Each summer, Stone and her students will identify and collect measurements from the monkeys, observe their behavior during the eight-week breeding season and analyze the data. The monkeys are difficult to study because they weigh no more than 2 pounds, move quickly and hang out in social groups of about 50. The researchers will employ Brazilian field assistants, take local children and teachers on field trips into the forest and present the research to residents to promote conservation in the area.

Back at UCLA, biological anthropologist Jessica Lynch will conduct paternity tests on biological samples from the baby monkeys that are born. At the University of Texas at Arlington, evolutionary biologist Janet Buckner and her graduate students will study genetic differences in blood and tissue samples to determine whether male-fattening is a product of female choice or male-male competition.

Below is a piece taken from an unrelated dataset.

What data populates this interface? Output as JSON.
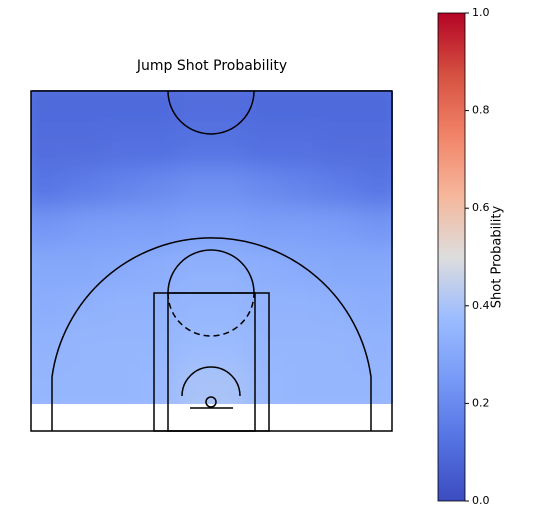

This comprehensive approach is novel because primate studies have yet to examine the links among male genetic quality, secondary sexual traits that advertise genetic quality and female choice, as has been done in other vertebrates such as birds and fish. 

The grant (NSF award number 2140666) not only funds rare opportunities for undergraduate students to study primates in the wild, but also supports the participation of women and other underrepresented groups in science. Cal Lutheran and UT Arlington are both designated Hispanic-Serving Institutions by the U.S. Department of Education.